Let me adjust difficulty during play!

One thing I didn’t men­tion a cou­ple weeks ago when talk­ing about what game design­ers can do bet­ter with dif­fi­cul­ty is: let the play­er adjust his game dif­fi­cul­ty after he plays. Why should we pre­sume as game design­ers that our def­i­n­i­tion of “medi­um” or “nor­mal” is the same one that the play­er is ready for. Even the short clips of descrip­tions (“you play lots of shoot­ers”) don’t add up to the expe­ri­ence the play­er will have. Maybe your play­er wants to start off on easy, and then turn up the knob as he gets used to things. Or maybe he sets for “hard” and then real­izes he wants to step down. Maybe the bal­ance of one of your lev­els, or one of your boss fights, is a lit­tle dubi­ous. Or maybe the play­er just wants to mess around for an hour.

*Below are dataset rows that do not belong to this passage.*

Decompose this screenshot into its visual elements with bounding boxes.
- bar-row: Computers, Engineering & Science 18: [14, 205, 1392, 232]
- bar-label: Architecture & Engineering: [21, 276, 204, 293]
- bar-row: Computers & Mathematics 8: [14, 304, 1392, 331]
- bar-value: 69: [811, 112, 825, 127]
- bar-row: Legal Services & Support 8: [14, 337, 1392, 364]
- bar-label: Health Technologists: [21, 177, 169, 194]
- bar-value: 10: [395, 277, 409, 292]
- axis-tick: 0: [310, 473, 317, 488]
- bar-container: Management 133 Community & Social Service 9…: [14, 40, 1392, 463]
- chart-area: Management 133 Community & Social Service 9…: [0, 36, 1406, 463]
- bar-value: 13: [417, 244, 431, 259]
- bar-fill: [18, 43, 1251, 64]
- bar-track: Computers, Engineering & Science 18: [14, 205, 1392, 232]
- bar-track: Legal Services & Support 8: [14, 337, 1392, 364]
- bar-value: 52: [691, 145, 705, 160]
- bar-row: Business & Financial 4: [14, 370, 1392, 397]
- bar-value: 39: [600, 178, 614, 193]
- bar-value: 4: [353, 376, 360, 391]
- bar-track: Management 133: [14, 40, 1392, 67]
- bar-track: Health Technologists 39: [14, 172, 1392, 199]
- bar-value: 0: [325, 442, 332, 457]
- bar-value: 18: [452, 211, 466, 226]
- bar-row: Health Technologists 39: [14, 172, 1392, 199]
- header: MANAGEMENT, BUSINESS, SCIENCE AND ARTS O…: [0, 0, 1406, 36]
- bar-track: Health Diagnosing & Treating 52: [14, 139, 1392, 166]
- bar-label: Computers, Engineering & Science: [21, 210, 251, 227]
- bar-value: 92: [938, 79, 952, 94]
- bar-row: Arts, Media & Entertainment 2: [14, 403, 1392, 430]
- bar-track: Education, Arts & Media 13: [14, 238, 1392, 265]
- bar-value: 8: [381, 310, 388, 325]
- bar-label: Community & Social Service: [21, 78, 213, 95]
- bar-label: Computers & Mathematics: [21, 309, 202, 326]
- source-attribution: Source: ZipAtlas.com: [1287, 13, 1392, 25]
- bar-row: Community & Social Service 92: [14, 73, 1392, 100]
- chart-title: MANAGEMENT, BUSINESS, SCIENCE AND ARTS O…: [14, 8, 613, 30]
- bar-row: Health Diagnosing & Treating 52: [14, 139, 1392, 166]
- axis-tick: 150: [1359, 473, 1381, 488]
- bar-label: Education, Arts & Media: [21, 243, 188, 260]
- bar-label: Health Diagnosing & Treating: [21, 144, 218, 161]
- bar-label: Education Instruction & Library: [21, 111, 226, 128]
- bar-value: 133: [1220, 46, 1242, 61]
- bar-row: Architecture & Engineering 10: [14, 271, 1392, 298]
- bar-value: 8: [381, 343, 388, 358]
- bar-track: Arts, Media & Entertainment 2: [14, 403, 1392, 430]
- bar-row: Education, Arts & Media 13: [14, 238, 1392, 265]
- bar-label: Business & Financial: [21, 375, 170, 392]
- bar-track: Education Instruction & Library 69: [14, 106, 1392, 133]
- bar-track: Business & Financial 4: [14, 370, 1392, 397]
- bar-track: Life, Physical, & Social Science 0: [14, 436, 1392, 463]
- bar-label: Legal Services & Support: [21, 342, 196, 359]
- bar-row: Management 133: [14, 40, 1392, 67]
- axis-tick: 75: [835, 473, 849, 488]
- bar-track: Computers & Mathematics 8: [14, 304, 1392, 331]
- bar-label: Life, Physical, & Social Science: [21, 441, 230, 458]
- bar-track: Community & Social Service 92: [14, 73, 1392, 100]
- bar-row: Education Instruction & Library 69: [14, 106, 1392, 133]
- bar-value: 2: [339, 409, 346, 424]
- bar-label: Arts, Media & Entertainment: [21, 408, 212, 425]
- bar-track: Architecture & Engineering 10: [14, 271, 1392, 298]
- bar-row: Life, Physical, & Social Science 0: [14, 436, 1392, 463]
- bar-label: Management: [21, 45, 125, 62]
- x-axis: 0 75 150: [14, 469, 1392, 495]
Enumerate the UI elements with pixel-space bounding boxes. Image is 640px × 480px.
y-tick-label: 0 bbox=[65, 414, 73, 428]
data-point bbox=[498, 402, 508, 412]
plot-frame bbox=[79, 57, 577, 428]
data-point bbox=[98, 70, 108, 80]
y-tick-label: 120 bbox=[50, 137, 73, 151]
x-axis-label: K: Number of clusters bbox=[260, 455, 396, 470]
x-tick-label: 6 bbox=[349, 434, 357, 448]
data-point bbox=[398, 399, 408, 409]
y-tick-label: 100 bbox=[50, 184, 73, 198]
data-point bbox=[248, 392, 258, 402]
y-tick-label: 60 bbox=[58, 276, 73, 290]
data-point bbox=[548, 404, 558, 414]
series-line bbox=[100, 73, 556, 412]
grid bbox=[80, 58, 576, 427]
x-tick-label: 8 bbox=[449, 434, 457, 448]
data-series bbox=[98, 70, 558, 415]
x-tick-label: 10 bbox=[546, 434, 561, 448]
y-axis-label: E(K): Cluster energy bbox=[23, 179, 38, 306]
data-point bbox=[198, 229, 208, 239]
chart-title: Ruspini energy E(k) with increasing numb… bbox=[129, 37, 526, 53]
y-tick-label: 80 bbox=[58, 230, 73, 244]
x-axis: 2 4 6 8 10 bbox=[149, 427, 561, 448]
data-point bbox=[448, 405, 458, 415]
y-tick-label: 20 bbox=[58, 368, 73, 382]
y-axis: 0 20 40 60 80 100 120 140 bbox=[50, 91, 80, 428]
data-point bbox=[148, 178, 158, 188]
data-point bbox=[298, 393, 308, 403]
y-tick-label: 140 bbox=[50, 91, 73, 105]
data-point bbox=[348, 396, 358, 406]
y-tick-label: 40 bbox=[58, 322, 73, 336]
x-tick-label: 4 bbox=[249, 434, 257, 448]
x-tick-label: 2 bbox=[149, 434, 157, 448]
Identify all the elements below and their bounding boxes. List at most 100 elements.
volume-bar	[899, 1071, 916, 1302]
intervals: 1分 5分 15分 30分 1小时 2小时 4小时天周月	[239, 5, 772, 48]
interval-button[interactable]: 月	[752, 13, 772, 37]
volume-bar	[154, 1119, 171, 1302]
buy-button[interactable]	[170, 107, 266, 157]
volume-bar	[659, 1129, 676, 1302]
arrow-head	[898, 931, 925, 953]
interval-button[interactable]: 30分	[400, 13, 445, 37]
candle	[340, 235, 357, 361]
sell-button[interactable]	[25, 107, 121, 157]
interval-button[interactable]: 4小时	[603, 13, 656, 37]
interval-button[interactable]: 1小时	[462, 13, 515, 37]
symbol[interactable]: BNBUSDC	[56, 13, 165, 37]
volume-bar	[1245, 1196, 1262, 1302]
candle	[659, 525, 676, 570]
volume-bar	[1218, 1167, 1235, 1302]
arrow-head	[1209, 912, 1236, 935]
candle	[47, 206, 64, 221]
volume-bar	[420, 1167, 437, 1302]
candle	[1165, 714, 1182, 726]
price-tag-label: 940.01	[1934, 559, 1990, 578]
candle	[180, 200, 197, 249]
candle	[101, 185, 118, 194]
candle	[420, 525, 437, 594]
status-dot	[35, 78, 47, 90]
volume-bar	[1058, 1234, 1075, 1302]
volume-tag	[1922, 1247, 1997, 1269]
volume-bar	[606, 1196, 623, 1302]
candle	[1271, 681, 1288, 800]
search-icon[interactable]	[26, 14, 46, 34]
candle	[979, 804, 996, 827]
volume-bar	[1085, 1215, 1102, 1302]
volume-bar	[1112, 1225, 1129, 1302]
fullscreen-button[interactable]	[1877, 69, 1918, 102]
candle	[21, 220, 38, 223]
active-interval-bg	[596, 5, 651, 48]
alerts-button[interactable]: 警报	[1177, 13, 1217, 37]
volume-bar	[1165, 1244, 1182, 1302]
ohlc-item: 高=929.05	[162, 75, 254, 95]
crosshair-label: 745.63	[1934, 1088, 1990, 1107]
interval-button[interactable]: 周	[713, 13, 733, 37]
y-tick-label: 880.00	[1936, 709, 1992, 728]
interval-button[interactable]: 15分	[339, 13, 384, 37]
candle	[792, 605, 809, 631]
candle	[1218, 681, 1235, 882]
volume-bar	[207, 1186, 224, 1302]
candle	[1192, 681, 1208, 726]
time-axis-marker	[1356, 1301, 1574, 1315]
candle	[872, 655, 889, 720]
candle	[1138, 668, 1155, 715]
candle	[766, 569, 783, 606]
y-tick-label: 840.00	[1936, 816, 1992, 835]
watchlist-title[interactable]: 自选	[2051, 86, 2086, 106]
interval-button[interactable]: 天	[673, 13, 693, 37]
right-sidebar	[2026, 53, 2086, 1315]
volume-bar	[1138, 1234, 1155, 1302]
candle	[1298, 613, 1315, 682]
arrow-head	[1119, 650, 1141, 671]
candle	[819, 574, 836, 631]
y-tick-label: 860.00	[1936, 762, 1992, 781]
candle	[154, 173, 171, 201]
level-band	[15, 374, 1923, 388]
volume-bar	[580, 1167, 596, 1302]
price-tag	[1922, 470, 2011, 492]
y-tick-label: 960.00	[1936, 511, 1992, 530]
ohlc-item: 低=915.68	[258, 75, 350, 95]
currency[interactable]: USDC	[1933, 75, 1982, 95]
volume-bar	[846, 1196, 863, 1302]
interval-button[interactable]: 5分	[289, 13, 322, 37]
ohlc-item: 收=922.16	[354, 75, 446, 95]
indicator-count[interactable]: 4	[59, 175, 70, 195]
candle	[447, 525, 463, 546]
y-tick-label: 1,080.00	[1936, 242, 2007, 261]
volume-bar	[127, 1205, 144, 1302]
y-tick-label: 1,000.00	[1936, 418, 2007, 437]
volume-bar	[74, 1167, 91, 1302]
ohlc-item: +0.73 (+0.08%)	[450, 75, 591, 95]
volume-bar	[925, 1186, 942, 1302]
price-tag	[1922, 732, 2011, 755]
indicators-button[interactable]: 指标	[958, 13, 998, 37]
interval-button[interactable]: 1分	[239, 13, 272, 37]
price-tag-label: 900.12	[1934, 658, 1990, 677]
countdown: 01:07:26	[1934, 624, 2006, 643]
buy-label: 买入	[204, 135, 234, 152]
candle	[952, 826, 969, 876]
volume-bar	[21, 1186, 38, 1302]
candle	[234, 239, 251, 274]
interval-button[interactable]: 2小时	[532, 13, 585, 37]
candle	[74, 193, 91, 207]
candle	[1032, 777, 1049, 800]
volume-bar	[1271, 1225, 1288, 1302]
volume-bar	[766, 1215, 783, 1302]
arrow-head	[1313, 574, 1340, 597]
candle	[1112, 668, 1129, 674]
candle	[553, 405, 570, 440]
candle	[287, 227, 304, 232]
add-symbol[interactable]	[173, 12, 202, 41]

The play­er has paid you mon­ey to play the game. Let him pick what dif­fi­cul­ty he wants, when he wants. If this is so hard to alter dynam­i­cal­ly, let him restart at the last check­point with the set­tings he or she wants.

A lot of design deci­sions from the orig­i­nal God of War have sur­vived. The “You Have Died” screen is one. Anoth­er is the fact that you can’t change the dif­fi­cul­ty post-start, except by means of the most insult­ing means pos­si­ble. Why?